Kente cloth, for which Ghanaians are most famous, comes from the Ashanti tribe. The colours and patterns are symbolic: in each panel, there is a meaning and message. My favourite is the cloth and symbol titled ‘Wofro dua pa a na yepia wo’: ‘One who climbs a tree worth climbing earns the help of others’. It is a testament to the belief that those who do good should be upheld and praised by the community.

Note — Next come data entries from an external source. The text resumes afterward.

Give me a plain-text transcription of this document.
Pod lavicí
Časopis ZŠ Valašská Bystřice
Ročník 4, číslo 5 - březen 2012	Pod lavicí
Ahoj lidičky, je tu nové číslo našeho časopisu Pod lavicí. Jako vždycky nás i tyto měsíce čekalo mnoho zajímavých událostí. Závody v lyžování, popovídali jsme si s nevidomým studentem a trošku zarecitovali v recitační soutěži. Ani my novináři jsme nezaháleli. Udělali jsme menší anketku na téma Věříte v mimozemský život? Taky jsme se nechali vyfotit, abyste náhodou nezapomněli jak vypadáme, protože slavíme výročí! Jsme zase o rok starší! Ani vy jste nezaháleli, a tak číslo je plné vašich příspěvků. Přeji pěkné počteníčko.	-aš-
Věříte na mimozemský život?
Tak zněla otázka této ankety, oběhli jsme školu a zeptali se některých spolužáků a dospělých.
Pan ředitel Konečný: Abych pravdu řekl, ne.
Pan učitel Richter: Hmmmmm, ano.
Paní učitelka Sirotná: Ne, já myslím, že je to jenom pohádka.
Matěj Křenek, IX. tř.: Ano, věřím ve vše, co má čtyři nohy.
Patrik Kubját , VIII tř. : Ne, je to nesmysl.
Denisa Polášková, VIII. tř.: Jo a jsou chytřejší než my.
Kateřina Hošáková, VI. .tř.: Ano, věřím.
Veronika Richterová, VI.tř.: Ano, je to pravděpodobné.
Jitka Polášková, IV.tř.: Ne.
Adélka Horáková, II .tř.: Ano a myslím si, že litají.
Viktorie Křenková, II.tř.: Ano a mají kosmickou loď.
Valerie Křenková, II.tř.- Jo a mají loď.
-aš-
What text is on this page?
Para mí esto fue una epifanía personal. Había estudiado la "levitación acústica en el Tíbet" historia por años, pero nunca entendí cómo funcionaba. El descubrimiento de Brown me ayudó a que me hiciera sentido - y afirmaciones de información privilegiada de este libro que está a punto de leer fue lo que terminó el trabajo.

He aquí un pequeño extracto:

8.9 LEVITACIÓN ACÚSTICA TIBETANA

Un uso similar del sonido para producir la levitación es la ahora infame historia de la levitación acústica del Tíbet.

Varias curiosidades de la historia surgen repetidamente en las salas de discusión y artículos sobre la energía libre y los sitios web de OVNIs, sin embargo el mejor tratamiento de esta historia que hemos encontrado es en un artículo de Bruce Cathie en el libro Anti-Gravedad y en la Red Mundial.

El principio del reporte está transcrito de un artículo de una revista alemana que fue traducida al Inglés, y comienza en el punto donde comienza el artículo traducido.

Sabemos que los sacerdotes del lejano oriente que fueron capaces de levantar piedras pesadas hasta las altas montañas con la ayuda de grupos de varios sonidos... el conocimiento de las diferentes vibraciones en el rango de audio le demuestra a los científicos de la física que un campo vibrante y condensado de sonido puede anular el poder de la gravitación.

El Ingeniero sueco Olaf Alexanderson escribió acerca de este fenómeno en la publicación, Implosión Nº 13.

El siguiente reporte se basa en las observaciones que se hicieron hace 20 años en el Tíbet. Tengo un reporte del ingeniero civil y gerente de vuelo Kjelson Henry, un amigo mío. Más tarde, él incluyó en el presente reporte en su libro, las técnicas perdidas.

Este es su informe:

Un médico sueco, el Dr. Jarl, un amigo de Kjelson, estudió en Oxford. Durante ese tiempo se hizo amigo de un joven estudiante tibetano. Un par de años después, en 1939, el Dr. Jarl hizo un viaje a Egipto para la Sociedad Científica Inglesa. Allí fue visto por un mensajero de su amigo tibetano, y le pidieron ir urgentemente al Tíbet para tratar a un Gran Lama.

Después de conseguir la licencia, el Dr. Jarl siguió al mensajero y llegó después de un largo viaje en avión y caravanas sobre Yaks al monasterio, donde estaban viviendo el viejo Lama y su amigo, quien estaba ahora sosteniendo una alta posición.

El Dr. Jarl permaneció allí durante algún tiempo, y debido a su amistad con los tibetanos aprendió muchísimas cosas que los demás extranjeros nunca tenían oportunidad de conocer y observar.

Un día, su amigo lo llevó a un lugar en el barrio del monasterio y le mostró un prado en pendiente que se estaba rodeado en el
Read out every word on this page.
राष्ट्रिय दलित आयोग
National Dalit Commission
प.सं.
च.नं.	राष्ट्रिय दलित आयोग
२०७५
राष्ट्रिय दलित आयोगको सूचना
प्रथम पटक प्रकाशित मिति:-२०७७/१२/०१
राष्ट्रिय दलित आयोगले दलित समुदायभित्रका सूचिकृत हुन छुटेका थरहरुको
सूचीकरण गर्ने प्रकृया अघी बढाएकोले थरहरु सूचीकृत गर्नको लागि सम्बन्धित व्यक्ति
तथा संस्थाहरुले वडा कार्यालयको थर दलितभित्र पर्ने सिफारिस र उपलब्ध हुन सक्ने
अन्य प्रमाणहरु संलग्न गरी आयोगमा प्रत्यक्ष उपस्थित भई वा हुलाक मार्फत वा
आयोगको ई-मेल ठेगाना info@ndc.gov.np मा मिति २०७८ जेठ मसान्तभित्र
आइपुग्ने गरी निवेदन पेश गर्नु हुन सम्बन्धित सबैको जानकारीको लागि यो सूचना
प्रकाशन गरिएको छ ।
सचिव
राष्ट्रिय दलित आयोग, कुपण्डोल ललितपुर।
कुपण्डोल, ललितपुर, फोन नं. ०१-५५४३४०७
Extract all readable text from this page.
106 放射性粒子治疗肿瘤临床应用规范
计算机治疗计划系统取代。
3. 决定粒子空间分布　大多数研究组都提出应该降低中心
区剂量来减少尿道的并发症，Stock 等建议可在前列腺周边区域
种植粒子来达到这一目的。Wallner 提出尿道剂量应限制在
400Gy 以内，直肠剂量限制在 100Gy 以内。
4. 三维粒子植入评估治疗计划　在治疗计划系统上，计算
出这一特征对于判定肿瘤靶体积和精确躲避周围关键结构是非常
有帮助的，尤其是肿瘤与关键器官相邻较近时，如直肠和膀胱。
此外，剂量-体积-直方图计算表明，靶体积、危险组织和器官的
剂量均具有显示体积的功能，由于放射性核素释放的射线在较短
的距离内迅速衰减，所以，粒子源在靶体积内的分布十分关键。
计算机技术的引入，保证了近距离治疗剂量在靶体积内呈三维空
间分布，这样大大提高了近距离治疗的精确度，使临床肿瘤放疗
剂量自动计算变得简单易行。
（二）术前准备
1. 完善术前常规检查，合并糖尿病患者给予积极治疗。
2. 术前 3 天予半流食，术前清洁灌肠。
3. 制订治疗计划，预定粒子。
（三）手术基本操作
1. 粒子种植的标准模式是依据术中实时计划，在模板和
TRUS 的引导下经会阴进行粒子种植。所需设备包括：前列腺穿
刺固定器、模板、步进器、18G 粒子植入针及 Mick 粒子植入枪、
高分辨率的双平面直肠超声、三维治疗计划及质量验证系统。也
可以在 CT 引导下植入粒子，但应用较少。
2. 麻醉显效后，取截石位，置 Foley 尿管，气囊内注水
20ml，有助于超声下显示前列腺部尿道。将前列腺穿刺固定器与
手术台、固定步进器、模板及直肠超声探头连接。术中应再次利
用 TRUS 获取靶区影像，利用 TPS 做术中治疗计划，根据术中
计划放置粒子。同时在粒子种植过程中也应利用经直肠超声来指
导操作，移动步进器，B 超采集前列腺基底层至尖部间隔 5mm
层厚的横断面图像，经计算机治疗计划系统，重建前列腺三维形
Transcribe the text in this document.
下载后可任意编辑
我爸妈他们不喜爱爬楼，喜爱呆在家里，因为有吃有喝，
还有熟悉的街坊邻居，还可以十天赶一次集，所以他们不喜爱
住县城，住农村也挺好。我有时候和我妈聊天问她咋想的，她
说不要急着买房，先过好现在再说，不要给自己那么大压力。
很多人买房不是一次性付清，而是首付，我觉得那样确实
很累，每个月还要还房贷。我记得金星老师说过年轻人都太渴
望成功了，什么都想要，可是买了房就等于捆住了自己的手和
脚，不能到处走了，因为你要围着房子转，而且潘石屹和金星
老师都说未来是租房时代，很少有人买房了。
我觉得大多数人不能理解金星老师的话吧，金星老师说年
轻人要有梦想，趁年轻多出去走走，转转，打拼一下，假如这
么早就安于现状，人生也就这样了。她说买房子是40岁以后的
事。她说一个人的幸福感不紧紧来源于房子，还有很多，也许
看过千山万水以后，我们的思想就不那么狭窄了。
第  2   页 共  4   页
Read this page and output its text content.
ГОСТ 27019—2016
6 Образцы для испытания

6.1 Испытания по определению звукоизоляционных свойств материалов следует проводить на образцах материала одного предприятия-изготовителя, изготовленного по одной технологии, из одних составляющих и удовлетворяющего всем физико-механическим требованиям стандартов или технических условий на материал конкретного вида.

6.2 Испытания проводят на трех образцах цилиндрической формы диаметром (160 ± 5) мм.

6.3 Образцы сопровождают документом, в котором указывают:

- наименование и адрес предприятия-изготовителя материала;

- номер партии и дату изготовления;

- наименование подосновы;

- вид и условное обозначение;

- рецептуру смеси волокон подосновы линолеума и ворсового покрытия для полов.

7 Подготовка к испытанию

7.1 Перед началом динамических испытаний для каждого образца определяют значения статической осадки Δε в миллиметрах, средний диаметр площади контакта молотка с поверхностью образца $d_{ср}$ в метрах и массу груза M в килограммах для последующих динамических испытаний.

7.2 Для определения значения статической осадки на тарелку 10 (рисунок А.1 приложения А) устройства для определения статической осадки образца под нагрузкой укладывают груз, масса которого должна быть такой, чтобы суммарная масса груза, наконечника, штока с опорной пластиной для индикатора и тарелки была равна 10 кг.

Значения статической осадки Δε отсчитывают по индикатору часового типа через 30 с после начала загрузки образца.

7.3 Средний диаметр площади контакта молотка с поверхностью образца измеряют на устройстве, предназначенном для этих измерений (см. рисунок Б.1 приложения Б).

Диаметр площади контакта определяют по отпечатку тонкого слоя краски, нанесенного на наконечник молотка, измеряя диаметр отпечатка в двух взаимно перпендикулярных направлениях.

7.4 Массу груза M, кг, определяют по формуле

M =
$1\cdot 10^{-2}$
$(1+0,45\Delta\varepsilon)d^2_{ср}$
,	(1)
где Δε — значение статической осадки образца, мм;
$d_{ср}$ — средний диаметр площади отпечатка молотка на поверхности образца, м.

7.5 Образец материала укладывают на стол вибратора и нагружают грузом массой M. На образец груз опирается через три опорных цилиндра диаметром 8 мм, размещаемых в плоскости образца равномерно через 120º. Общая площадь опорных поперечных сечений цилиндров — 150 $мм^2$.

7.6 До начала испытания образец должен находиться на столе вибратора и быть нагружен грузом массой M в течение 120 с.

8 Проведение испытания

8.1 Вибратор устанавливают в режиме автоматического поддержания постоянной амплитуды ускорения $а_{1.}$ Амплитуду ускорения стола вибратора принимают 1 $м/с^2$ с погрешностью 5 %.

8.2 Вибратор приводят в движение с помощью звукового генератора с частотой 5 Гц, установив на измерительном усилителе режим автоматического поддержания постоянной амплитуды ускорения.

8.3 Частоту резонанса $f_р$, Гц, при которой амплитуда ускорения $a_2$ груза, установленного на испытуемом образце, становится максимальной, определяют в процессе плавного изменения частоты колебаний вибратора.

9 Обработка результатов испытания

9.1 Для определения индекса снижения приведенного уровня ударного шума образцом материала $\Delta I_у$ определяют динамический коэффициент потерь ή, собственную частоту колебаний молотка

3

That said, the event was no lecture. It didn’t dissect all the ways that traditional textiles have been used, interpreted or developed. It was a space to embrace the brilliance of unwesternised art, to appreciate African beauty and influence. No panel was anywhere near the same—just as each of us came to the event with a different connection to textiles.
For me, it was all the memories of when I had visited Ghana. I had been amazed when I visited cloth shops or received clothes from my family, and was honoured to wear it at family functions. Perhaps my most poignant memory was the time I visited The Artists Alliance Gallery and saw exhibited the rich history and meaning of Kente cloth.
Mwamuka has done an amazing job with this event, creating a space for art to be inclusive, relatable and therapeutic. I hope to have the honour of attending another workshop like this.
The workshop was part of a series of events taking place at the University of Manchester over February through the organisation Never Taught In School, a platform which aims to educate and celebrate the rich culture and history of Africa and the diaspora.